Monday, Dec. 03, 1934

Trouble; No Trouble

James Andrew Moffett, onetime vice president of Standard Oil of New Jersey, is a member of the Roosevelt Administration to whom most businessmen look with rousing hope. The Federal Housing Administrator, who speaks their language, has taken the lead within the Government of rallying chat conservative opinion which believes that sound recovery must wait on private capital, which opposes huge Federal expenditures that put the Government in competition with private business and frighten off the first faint flutters of returning business confidence. The other school of New Deal thought favors spending Federal funds on a grand scale for maximum social results. To the latter school belongs Secretary of the Interior Harold Ickes, New Dealer pure-of-heart and dour-of-tongue, who believes in "letting the Government do it" rather than in the Moffett philosophy of "let business have a chance first." Last week these two basic policies collided amid a shower of New Deal sparks.

Secretary Ickes, gathering newshawks around, began to talk further of his plan of "going the whole hog" on low-cost housing. He wanted one or two billion public dollars to erect houses and apartments to rent for around $5 a room. Said the Public Works Administrator testily:

"I've seen no evidence that the holders of private capital are ready to use it. We can't sit around indefinitely waiting for private capital to get going. ... If private industry charges rates socially too high, why shouldn't we compete? . . . We could build very attractive houses at a low rate of interest. We've been paying 3% for money, whereas private financiers have to pay much more. Conceivably we can make an agreement with labor so that we can pay lower rates and offer year round work."

Next morning at breakfast, when Mr. Moffett read Mr. Ickes' words, his food lost its taste. Having got his home modernization campaign well under way, he was about to launch his bigger drive to encourage private capital to build new houses. Only two days before he had told the Press that private capital was beginning to come forward in a big way, that already he had applications for insurance of $102,000,000 of mortgages, most of them for low-cost housing projects.

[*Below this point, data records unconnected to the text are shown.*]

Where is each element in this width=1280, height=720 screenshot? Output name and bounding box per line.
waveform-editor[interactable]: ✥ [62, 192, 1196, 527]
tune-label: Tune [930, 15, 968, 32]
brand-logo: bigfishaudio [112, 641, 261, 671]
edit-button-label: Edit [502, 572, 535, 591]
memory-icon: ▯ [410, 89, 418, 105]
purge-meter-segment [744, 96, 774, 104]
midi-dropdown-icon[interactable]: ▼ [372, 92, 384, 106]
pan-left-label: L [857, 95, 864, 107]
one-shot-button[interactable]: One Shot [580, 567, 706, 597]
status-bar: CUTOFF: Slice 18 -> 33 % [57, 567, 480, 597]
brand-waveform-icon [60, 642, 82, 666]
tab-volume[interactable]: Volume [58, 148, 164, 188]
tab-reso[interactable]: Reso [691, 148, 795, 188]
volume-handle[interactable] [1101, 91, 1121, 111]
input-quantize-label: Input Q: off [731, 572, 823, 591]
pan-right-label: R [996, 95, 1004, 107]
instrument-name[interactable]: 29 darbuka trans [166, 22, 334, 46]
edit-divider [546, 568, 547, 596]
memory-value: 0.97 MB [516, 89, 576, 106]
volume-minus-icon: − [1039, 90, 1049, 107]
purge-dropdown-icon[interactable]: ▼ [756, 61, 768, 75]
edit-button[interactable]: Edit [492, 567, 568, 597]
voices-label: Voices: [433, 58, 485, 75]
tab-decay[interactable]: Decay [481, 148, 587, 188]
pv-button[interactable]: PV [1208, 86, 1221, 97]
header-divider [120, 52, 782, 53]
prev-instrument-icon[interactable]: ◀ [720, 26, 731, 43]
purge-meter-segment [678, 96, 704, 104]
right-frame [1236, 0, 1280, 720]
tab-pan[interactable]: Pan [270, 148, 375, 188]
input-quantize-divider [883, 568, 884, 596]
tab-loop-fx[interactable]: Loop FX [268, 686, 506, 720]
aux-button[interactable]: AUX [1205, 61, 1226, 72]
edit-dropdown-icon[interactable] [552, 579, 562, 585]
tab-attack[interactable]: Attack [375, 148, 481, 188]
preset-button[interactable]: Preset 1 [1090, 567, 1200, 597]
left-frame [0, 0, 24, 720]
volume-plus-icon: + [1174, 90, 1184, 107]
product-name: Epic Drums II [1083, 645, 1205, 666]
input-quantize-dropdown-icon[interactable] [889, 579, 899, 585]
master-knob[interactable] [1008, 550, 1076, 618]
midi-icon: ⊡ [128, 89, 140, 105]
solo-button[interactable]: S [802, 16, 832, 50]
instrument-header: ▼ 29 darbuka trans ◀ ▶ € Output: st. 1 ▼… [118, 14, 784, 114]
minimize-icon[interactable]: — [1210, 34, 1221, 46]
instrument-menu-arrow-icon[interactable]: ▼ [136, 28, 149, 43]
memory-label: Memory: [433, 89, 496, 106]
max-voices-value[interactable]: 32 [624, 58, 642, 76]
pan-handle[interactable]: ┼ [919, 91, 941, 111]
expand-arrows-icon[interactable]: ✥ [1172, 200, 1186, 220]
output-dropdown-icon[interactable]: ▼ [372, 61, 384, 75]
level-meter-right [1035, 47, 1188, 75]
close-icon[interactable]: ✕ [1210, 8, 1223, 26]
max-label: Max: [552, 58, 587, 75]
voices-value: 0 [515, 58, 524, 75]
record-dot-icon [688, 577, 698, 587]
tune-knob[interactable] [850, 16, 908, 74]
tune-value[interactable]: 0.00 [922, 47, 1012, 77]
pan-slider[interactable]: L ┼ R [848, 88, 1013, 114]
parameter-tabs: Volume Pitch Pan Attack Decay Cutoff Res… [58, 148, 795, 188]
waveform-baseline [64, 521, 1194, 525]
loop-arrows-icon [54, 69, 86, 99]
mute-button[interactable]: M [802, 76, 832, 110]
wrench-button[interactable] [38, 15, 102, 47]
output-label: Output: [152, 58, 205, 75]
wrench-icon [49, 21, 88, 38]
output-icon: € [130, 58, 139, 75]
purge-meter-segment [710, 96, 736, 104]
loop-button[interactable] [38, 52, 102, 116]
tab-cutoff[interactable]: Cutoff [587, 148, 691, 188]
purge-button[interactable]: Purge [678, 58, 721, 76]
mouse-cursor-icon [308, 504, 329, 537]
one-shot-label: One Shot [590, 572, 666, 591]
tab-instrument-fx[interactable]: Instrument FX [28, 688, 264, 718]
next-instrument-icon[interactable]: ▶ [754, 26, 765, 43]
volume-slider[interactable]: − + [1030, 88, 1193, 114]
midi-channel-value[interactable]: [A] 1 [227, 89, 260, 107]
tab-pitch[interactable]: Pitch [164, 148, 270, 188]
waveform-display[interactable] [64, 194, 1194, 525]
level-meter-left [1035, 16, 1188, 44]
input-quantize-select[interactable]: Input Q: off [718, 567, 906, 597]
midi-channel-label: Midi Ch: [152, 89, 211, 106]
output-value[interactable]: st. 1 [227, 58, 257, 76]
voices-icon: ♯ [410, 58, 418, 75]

The thought that Mr. Ickes meant to scare house builders off by threats of competition turned Mr. Moffett cold with apprehension, then warm with resentment. The usually mild-mannered FHAdministrator went to his office, summoned newshawks, and told them what he thought of Mr. Ickes' remarks:

"Such a plan would wreck a 21-billion-dollar mortgage market and undermine the nation's real estate values. The National Housing Act was designed to take care of all housing operations. ... If the Government steps in now to finance housing projects, when private capital is able and willing to do it, our whole program will be wrecked."

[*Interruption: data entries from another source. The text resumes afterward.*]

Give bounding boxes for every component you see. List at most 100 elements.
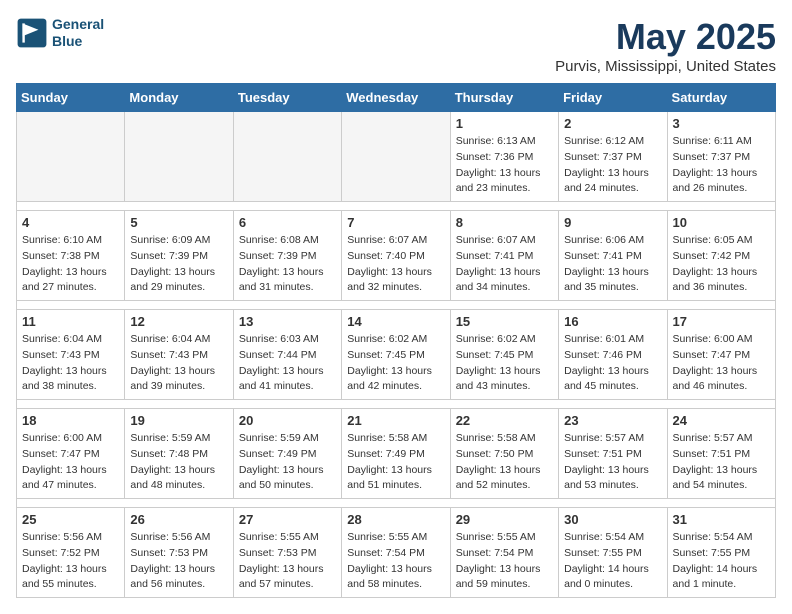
week-row-2: 4 Sunrise: 6:10 AMSunset: 7:38 PMDaylight… — [17, 211, 776, 301]
logo-text: General Blue — [52, 16, 104, 50]
day-info: Sunrise: 5:54 AMSunset: 7:55 PMDaylight:… — [564, 530, 661, 593]
day-info: Sunrise: 5:57 AMSunset: 7:51 PMDaylight:… — [673, 431, 770, 494]
day-number: 26 — [130, 512, 227, 527]
day-info: Sunrise: 5:59 AMSunset: 7:48 PMDaylight:… — [130, 431, 227, 494]
calendar-table: SundayMondayTuesdayWednesdayThursdayFrid… — [16, 83, 776, 598]
day-info: Sunrise: 6:10 AMSunset: 7:38 PMDaylight:… — [22, 233, 119, 296]
logo-line1: General — [52, 16, 104, 33]
separator-cell — [17, 400, 776, 409]
week-separator — [17, 400, 776, 409]
day-info: Sunrise: 5:57 AMSunset: 7:51 PMDaylight:… — [564, 431, 661, 494]
day-info: Sunrise: 6:12 AMSunset: 7:37 PMDaylight:… — [564, 134, 661, 197]
day-number: 31 — [673, 512, 770, 527]
logo: General Blue — [16, 16, 104, 50]
day-number: 18 — [22, 413, 119, 428]
day-number: 15 — [456, 314, 553, 329]
day-number: 23 — [564, 413, 661, 428]
day-info: Sunrise: 6:08 AMSunset: 7:39 PMDaylight:… — [239, 233, 336, 296]
calendar-cell: 12Sunrise: 6:04 AMSunset: 7:43 PMDayligh… — [125, 310, 233, 400]
week-separator — [17, 499, 776, 508]
weekday-header-thursday: Thursday — [450, 84, 558, 112]
calendar-cell: 24 Sunrise: 5:57 AMSunset: 7:51 PMDayligh… — [667, 409, 775, 499]
calendar-cell: 30 Sunrise: 5:54 AMSunset: 7:55 PMDayligh… — [559, 508, 667, 598]
day-number: 8 — [456, 215, 553, 230]
day-number: 9 — [564, 215, 661, 230]
day-info: Sunrise: 6:06 AMSunset: 7:41 PMDaylight:… — [564, 233, 661, 296]
calendar-cell: 17Sunrise: 6:00 AMSunset: 7:47 PMDayligh… — [667, 310, 775, 400]
day-info: Sunrise: 6:13 AMSunset: 7:36 PMDaylight:… — [456, 134, 553, 197]
calendar-cell — [17, 112, 125, 202]
weekday-header-tuesday: Tuesday — [233, 84, 341, 112]
calendar-cell: 27Sunrise: 5:55 AMSunset: 7:53 PMDayligh… — [233, 508, 341, 598]
separator-cell — [17, 301, 776, 310]
day-info: Sunrise: 6:02 AMSunset: 7:45 PMDaylight:… — [347, 332, 444, 395]
day-number: 30 — [564, 512, 661, 527]
calendar-cell: 14 Sunrise: 6:02 AMSunset: 7:45 PMDayligh… — [342, 310, 450, 400]
calendar-cell: 19Sunrise: 5:59 AMSunset: 7:48 PMDayligh… — [125, 409, 233, 499]
day-number: 6 — [239, 215, 336, 230]
weekday-header-friday: Friday — [559, 84, 667, 112]
day-number: 21 — [347, 413, 444, 428]
day-info: Sunrise: 6:01 AMSunset: 7:46 PMDaylight:… — [564, 332, 661, 395]
day-number: 22 — [456, 413, 553, 428]
day-info: Sunrise: 6:07 AMSunset: 7:40 PMDaylight:… — [347, 233, 444, 296]
calendar-cell: 28Sunrise: 5:55 AMSunset: 7:54 PMDayligh… — [342, 508, 450, 598]
week-separator — [17, 202, 776, 211]
day-info: Sunrise: 5:55 AMSunset: 7:54 PMDaylight:… — [347, 530, 444, 593]
calendar-cell: 26Sunrise: 5:56 AMSunset: 7:53 PMDayligh… — [125, 508, 233, 598]
calendar-cell: 6 Sunrise: 6:08 AMSunset: 7:39 PMDaylight… — [233, 211, 341, 301]
calendar-cell: 21 Sunrise: 5:58 AMSunset: 7:49 PMDayligh… — [342, 409, 450, 499]
day-number: 5 — [130, 215, 227, 230]
day-number: 12 — [130, 314, 227, 329]
weekday-header-wednesday: Wednesday — [342, 84, 450, 112]
day-number: 7 — [347, 215, 444, 230]
day-info: Sunrise: 6:05 AMSunset: 7:42 PMDaylight:… — [673, 233, 770, 296]
day-info: Sunrise: 5:58 AMSunset: 7:50 PMDaylight:… — [456, 431, 553, 494]
calendar-cell: 9 Sunrise: 6:06 AMSunset: 7:41 PMDaylight… — [559, 211, 667, 301]
header: General Blue May 2025 Purvis, Mississipp… — [16, 16, 776, 75]
calendar-cell: 7 Sunrise: 6:07 AMSunset: 7:40 PMDaylight… — [342, 211, 450, 301]
day-number: 3 — [673, 116, 770, 131]
calendar-cell: 2 Sunrise: 6:12 AMSunset: 7:37 PMDaylight… — [559, 112, 667, 202]
day-number: 14 — [347, 314, 444, 329]
day-number: 24 — [673, 413, 770, 428]
calendar-title: May 2025 — [555, 16, 776, 58]
day-info: Sunrise: 6:09 AMSunset: 7:39 PMDaylight:… — [130, 233, 227, 296]
calendar-cell: 31Sunrise: 5:54 AMSunset: 7:55 PMDayligh… — [667, 508, 775, 598]
day-number: 29 — [456, 512, 553, 527]
logo-line2: Blue — [52, 33, 104, 50]
day-number: 11 — [22, 314, 119, 329]
separator-cell — [17, 202, 776, 211]
day-number: 27 — [239, 512, 336, 527]
title-area: May 2025 Purvis, Mississippi, United Sta… — [555, 16, 776, 75]
calendar-cell: 1 Sunrise: 6:13 AMSunset: 7:36 PMDaylight… — [450, 112, 558, 202]
day-number: 10 — [673, 215, 770, 230]
weekday-header-row: SundayMondayTuesdayWednesdayThursdayFrid… — [17, 84, 776, 112]
separator-cell — [17, 499, 776, 508]
week-row-5: 25Sunrise: 5:56 AMSunset: 7:52 PMDayligh… — [17, 508, 776, 598]
calendar-cell — [233, 112, 341, 202]
day-info: Sunrise: 5:58 AMSunset: 7:49 PMDaylight:… — [347, 431, 444, 494]
day-info: Sunrise: 6:00 AMSunset: 7:47 PMDaylight:… — [673, 332, 770, 395]
day-number: 20 — [239, 413, 336, 428]
day-info: Sunrise: 6:03 AMSunset: 7:44 PMDaylight:… — [239, 332, 336, 395]
day-info: Sunrise: 6:00 AMSunset: 7:47 PMDaylight:… — [22, 431, 119, 494]
day-number: 4 — [22, 215, 119, 230]
calendar-subtitle: Purvis, Mississippi, United States — [555, 58, 776, 75]
calendar-cell: 29Sunrise: 5:55 AMSunset: 7:54 PMDayligh… — [450, 508, 558, 598]
weekday-header-sunday: Sunday — [17, 84, 125, 112]
day-info: Sunrise: 6:02 AMSunset: 7:45 PMDaylight:… — [456, 332, 553, 395]
calendar-cell: 23 Sunrise: 5:57 AMSunset: 7:51 PMDayligh… — [559, 409, 667, 499]
calendar-cell — [342, 112, 450, 202]
weekday-header-monday: Monday — [125, 84, 233, 112]
calendar-cell: 18 Sunrise: 6:00 AMSunset: 7:47 PMDayligh… — [17, 409, 125, 499]
calendar-cell — [125, 112, 233, 202]
day-number: 2 — [564, 116, 661, 131]
day-number: 13 — [239, 314, 336, 329]
calendar-cell: 22 Sunrise: 5:58 AMSunset: 7:50 PMDayligh… — [450, 409, 558, 499]
day-number: 1 — [456, 116, 553, 131]
week-row-4: 18 Sunrise: 6:00 AMSunset: 7:47 PMDayligh… — [17, 409, 776, 499]
week-row-1: 1 Sunrise: 6:13 AMSunset: 7:36 PMDaylight… — [17, 112, 776, 202]
day-number: 16 — [564, 314, 661, 329]
week-separator — [17, 301, 776, 310]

The New Deal's teamwork certainly was not clicking. The team's captain could not afford to let the impression get abroad, least of all at a time when he was trying to get U. S. businessmen in the bleachers rooting for his side. Messrs. Ickes and Moffett were summoned to the White House and a three-way telephone connection was put through to Warm Springs. After a few minutes Messrs. Ickes and Moffett stomped out of the White House. Three-quarters of an hour later the President's second assistant secretary, Stephen T. Early, issued a statement signed with their names. Drawing a nice distinction between the Housing Administration, which aims to help people "who still have some borrowing power" and PWA which aims to help people who "could not fall into the category of those who are being helped by the Housing Administration," the statement made out that Messrs. Ickes and Moffett had no differences, that a vicious Press had misconstrued their fighting words:

"It seems a pity that either misinterpretation or a desire to stir up trouble where no trouble exists should have given rise to stories which create the impression that there is a divergence of views. . . . We decline to furnish the material for a Roman holiday for those who are trying to create this impression."

Upshot was a flimsy agreement whereby Mr. Moffett would see what he could do with private capital before Mr. Ickes takes the field with his Government billions.